What Giedd's long-term studies have documented is that there is a second wave of proliferation and pruning that occurs later in childhood and that the final, critical part of this second wave, affecting some of our highest mental functions, occurs in the late teens. Unlike the prenatal changes, this neural waxing and waning alters not the number of nerve cells but the number of connections, or synapses, between them. When a child is between the ages of 6 and 12, the neurons grow bushier, each making dozens of connections to other neurons and creating new pathways for nerve signals. The thickening of all this gray matter--the neurons and their branchlike dendrites--peaks when girls are about 11 and boys 12 1/2, at which point a serious round of pruning is under way.
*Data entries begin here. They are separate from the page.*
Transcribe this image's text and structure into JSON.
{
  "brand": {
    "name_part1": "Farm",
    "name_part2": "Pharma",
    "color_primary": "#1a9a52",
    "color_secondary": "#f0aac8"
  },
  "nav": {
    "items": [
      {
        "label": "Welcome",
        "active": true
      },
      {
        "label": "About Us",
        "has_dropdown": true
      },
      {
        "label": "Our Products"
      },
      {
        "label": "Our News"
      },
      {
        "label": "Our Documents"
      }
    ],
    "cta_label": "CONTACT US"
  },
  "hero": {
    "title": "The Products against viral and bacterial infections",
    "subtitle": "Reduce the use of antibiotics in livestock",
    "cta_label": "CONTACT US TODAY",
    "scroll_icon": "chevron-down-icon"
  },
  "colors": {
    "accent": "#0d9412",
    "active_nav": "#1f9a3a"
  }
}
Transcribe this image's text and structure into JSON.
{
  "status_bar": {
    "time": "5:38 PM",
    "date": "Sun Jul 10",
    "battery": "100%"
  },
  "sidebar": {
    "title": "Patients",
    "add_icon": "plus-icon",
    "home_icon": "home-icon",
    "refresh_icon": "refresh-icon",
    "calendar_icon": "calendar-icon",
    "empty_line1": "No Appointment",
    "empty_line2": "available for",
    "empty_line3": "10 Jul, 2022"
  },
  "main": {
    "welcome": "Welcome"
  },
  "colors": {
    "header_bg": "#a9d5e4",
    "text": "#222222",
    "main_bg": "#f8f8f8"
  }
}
Gray matter is thinned out at a rate of about 0.7% a year, tapering off in the early 20s. At the same time, the brain's white matter thickens. The white matter is composed of fatty myelin sheaths that encase axons and, like insulation on a wire, make nerve-signal transmissions faster and more efficient. With each passing year (maybe even up to age 40) myelin sheaths thicken, much like tree rings. During adolescence, says Giedd, summing up the process, "you get fewer but faster connections in the brain."
No matter how a particular brain turns out, its development proceeds in stages, generally from back to front. Some of the brain regions that reach maturity earliest--through proliferation and pruning--are those in the back of the brain that mediate direct contact with the environment by controlling such sensory functions as vision, hearing, touch and spatial processing. Next are areas that coordinate those functions: the part of the brain that helps you know where the light switch is in your bathroom even if you can't see it in the middle of the night. The very last part of the brain to be pruned and shaped to its adult dimensions is the prefrontal cortex, home of the so-called executive functions--planning, setting priorities, organizing thoughts, suppressing impulses, weighing the consequences of one's actions. In other words, the final part of the brain to grow up is the part capable of deciding, I'll finish my homework and take out the garbage, and then I'll IM my friends about seeing a movie.